One perception popular in Pakistan is that foreigners don’t care about their families. My experience of interacting with German students proved this wrong. They are certainly less family centric than us but that doesn't mean that family doesn't hold significance in their lives. The German culture is more individualistic and people have sufficient freedom to be able to plan and decide for themselves. The level of independence among undergraduate students that I interacted with was amazing. Unlike Pakistani youth, who solely depend on their parents for educational and living expenses, German students felt strongly about living their own lives.
When I went to Munich, a lovely city with a romantic and picturesque cityscape, I felt proud to say I am Pakistani – here, instead of talking Goethe and Beethoven, people talked to me about the great philosopher and poet Iqbal.

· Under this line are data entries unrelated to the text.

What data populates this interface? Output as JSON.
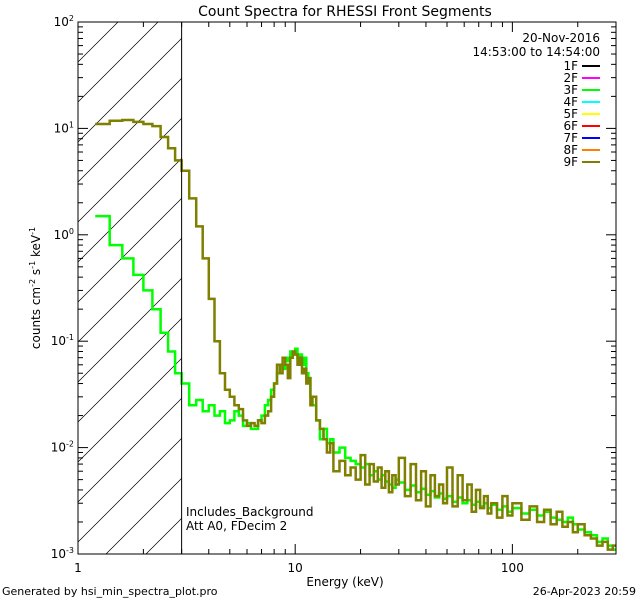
{
  "chart_data": {
    "type": "line",
    "title": "Count Spectra for RHESSI Front Segments",
    "xlabel": "Energy (keV)",
    "ylabel": "counts cm",
    "ylabel_sup1": "-2",
    "ylabel_mid": " s",
    "ylabel_sup2": "-1",
    "ylabel_end": " keV",
    "ylabel_sup3": "-1",
    "x_scale": "log",
    "y_scale": "log",
    "xlim": [
      1.0,
      300.0
    ],
    "ylim": [
      0.001,
      100.0
    ],
    "x_ticks": [
      {
        "value": 1,
        "label": "1"
      },
      {
        "value": 10,
        "label": "10"
      },
      {
        "value": 100,
        "label": "100"
      }
    ],
    "y_ticks": [
      {
        "value": 0.001,
        "base": "10",
        "exp": "-3"
      },
      {
        "value": 0.01,
        "base": "10",
        "exp": "-2"
      },
      {
        "value": 0.1,
        "base": "10",
        "exp": "-1"
      },
      {
        "value": 1,
        "base": "10",
        "exp": "0"
      },
      {
        "value": 10,
        "base": "10",
        "exp": "1"
      },
      {
        "value": 100,
        "base": "10",
        "exp": "2"
      }
    ],
    "hatched_region_max_energy": 3.0,
    "date": "20-Nov-2016",
    "time_range": "14:53:00 to 14:54:00",
    "annotation_line1": "Includes_Background",
    "annotation_line2": "Att A0, FDecim 2",
    "footer_left": "Generated by hsi_min_spectra_plot.pro",
    "footer_right": "26-Apr-2023 20:59",
    "legend": [
      {
        "name": "1F",
        "color": "#000000"
      },
      {
        "name": "2F",
        "color": "#ff00ff"
      },
      {
        "name": "3F",
        "color": "#00ff00"
      },
      {
        "name": "4F",
        "color": "#00ffff"
      },
      {
        "name": "5F",
        "color": "#ffff00"
      },
      {
        "name": "6F",
        "color": "#ff0000"
      },
      {
        "name": "7F",
        "color": "#0000ff"
      },
      {
        "name": "8F",
        "color": "#ff7f00"
      },
      {
        "name": "9F",
        "color": "#7f7f00"
      }
    ],
    "series": [
      {
        "name": "3F",
        "color": "#00ff00",
        "x": [
          1.2,
          1.3,
          1.4,
          1.5,
          1.6,
          1.7,
          1.8,
          1.9,
          2.0,
          2.1,
          2.2,
          2.3,
          2.4,
          2.5,
          2.6,
          2.7,
          2.8,
          2.9,
          3.0,
          3.25,
          3.5,
          3.75,
          4.0,
          4.25,
          4.5,
          4.75,
          5.0,
          5.25,
          5.5,
          5.75,
          6.0,
          6.25,
          6.5,
          6.75,
          7.0,
          7.25,
          7.5,
          7.75,
          8.0,
          8.25,
          8.5,
          8.75,
          9.0,
          9.25,
          9.5,
          9.75,
          10.0,
          10.25,
          10.5,
          10.75,
          11.0,
          11.25,
          11.5,
          11.75,
          12.0,
          12.5,
          13.0,
          13.5,
          14.0,
          14.5,
          15.0,
          16.0,
          17.0,
          18.0,
          19.0,
          20.0,
          21.0,
          22.0,
          23.0,
          24.0,
          25.0,
          26.0,
          27.0,
          28.0,
          29.0,
          30.0,
          32.0,
          34.0,
          36.0,
          38.0,
          40.0,
          42.0,
          44.0,
          46.0,
          48.0,
          50.0,
          53.0,
          56.0,
          59.0,
          62.0,
          65.0,
          68.0,
          71.0,
          74.0,
          77.0,
          80.0,
          85.0,
          90.0,
          95.0,
          100.0,
          110.0,
          120.0,
          130.0,
          140.0,
          150.0,
          160.0,
          170.0,
          180.0,
          190.0,
          200.0,
          215.0,
          230.0,
          245.0,
          260.0,
          275.0,
          290.0
        ],
        "values": [
          1.5,
          1.5,
          0.8,
          0.8,
          0.6,
          0.6,
          0.42,
          0.42,
          0.3,
          0.3,
          0.2,
          0.2,
          0.12,
          0.12,
          0.08,
          0.08,
          0.05,
          0.05,
          0.04,
          0.025,
          0.028,
          0.022,
          0.025,
          0.02,
          0.022,
          0.017,
          0.018,
          0.022,
          0.02,
          0.016,
          0.017,
          0.015,
          0.015,
          0.018,
          0.02,
          0.025,
          0.028,
          0.035,
          0.04,
          0.05,
          0.06,
          0.055,
          0.07,
          0.065,
          0.08,
          0.075,
          0.085,
          0.07,
          0.075,
          0.06,
          0.07,
          0.05,
          0.045,
          0.03,
          0.025,
          0.018,
          0.012,
          0.015,
          0.011,
          0.012,
          0.009,
          0.01,
          0.008,
          0.0075,
          0.007,
          0.0065,
          0.007,
          0.0055,
          0.006,
          0.005,
          0.0055,
          0.0048,
          0.0045,
          0.0042,
          0.005,
          0.0047,
          0.004,
          0.0044,
          0.0038,
          0.0041,
          0.0036,
          0.0039,
          0.0034,
          0.0037,
          0.0033,
          0.0035,
          0.0031,
          0.0034,
          0.003,
          0.0032,
          0.0029,
          0.0031,
          0.0028,
          0.003,
          0.0027,
          0.0029,
          0.0026,
          0.0028,
          0.0025,
          0.0027,
          0.0024,
          0.0026,
          0.0023,
          0.0025,
          0.0022,
          0.0021,
          0.002,
          0.0022,
          0.0019,
          0.0017,
          0.0016,
          0.0015,
          0.0013,
          0.0014,
          0.0012,
          0.0011
        ]
      },
      {
        "name": "9F",
        "color": "#7f7f00",
        "x": [
          1.2,
          1.3,
          1.4,
          1.5,
          1.6,
          1.7,
          1.8,
          1.9,
          2.0,
          2.1,
          2.2,
          2.3,
          2.4,
          2.5,
          2.6,
          2.7,
          2.8,
          2.9,
          3.0,
          3.25,
          3.5,
          3.75,
          4.0,
          4.25,
          4.5,
          4.75,
          5.0,
          5.25,
          5.5,
          5.75,
          6.0,
          6.25,
          6.5,
          6.75,
          7.0,
          7.25,
          7.5,
          7.75,
          8.0,
          8.25,
          8.5,
          8.75,
          9.0,
          9.25,
          9.5,
          9.75,
          10.0,
          10.25,
          10.5,
          10.75,
          11.0,
          11.25,
          11.5,
          11.75,
          12.0,
          12.5,
          13.0,
          13.5,
          14.0,
          14.5,
          15.0,
          16.0,
          17.0,
          18.0,
          19.0,
          20.0,
          21.0,
          22.0,
          23.0,
          24.0,
          25.0,
          26.0,
          27.0,
          28.0,
          29.0,
          30.0,
          32.0,
          34.0,
          36.0,
          38.0,
          40.0,
          42.0,
          44.0,
          46.0,
          48.0,
          50.0,
          53.0,
          56.0,
          59.0,
          62.0,
          65.0,
          68.0,
          71.0,
          74.0,
          77.0,
          80.0,
          85.0,
          90.0,
          95.0,
          100.0,
          110.0,
          120.0,
          130.0,
          140.0,
          150.0,
          160.0,
          170.0,
          180.0,
          190.0,
          200.0,
          215.0,
          230.0,
          245.0,
          260.0,
          275.0,
          290.0
        ],
        "values": [
          11,
          11,
          11.8,
          11.8,
          12,
          12,
          11.5,
          11.5,
          11,
          11,
          10.5,
          10.5,
          8.3,
          8.3,
          6.5,
          6.5,
          5.0,
          5.0,
          4.0,
          2.2,
          1.2,
          0.6,
          0.25,
          0.1,
          0.05,
          0.035,
          0.03,
          0.025,
          0.023,
          0.018,
          0.016,
          0.017,
          0.016,
          0.018,
          0.017,
          0.02,
          0.022,
          0.03,
          0.04,
          0.06,
          0.05,
          0.07,
          0.06,
          0.045,
          0.07,
          0.08,
          0.075,
          0.06,
          0.07,
          0.05,
          0.055,
          0.04,
          0.045,
          0.025,
          0.03,
          0.018,
          0.015,
          0.012,
          0.009,
          0.011,
          0.006,
          0.0075,
          0.0055,
          0.0065,
          0.005,
          0.0085,
          0.0045,
          0.007,
          0.0048,
          0.0065,
          0.0042,
          0.006,
          0.0038,
          0.0055,
          0.0045,
          0.008,
          0.0035,
          0.007,
          0.0032,
          0.006,
          0.0028,
          0.0055,
          0.0035,
          0.0045,
          0.003,
          0.0065,
          0.0028,
          0.0055,
          0.0032,
          0.0045,
          0.0025,
          0.004,
          0.0027,
          0.0035,
          0.0024,
          0.003,
          0.0022,
          0.0035,
          0.0023,
          0.003,
          0.0021,
          0.0028,
          0.002,
          0.0026,
          0.0019,
          0.0025,
          0.0018,
          0.002,
          0.0016,
          0.0019,
          0.0015,
          0.0014,
          0.0012,
          0.0013,
          0.0011,
          0.0012
        ]
      }
    ]
  }
}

I learnt that Germans revere Iqbal by keeping his poetry in high esteem - streets are named after him! Equally surprising for me was the keenness among students of South Asian Studies at Heidelberg University regarding Urdu. These students were also quite eager to know about Pakistani culture, food, traditions and cricket – things one would think foreign students do not care for.
Along with enlightening them about Pakistan, I got the opportunity to visit historical sites in different parts of Germany. I was fascinated to learn how Germans have preserved their colossal history. As I went from the Ludwig museum to the Cologne cathedral, I felt like I have travelled centuries and encountered the present and past at once.
The best part of the expedition was our meeting with the Pakistani Ambassador to Germany, Shahid Akmal, and other members of the German parliament in Berlin. I found the ambassador to be an amazingly insightful person and was equally impressed by the German parliamentarians, who possessed great temperament in answering many of the queries posed by our group. The patience with which they heard us, their appreciation for Pakistan’s role in the world and their endorsement for greater support for Pakistan in the education and energy sector, was much appreciated.
I had arrived in Germany with certain assumptions. But engaging with its people and experiencing their culture and rich history proved to be the polar opposite of my preconceived notions.
Danke Deutschland for all the love for Pakistan!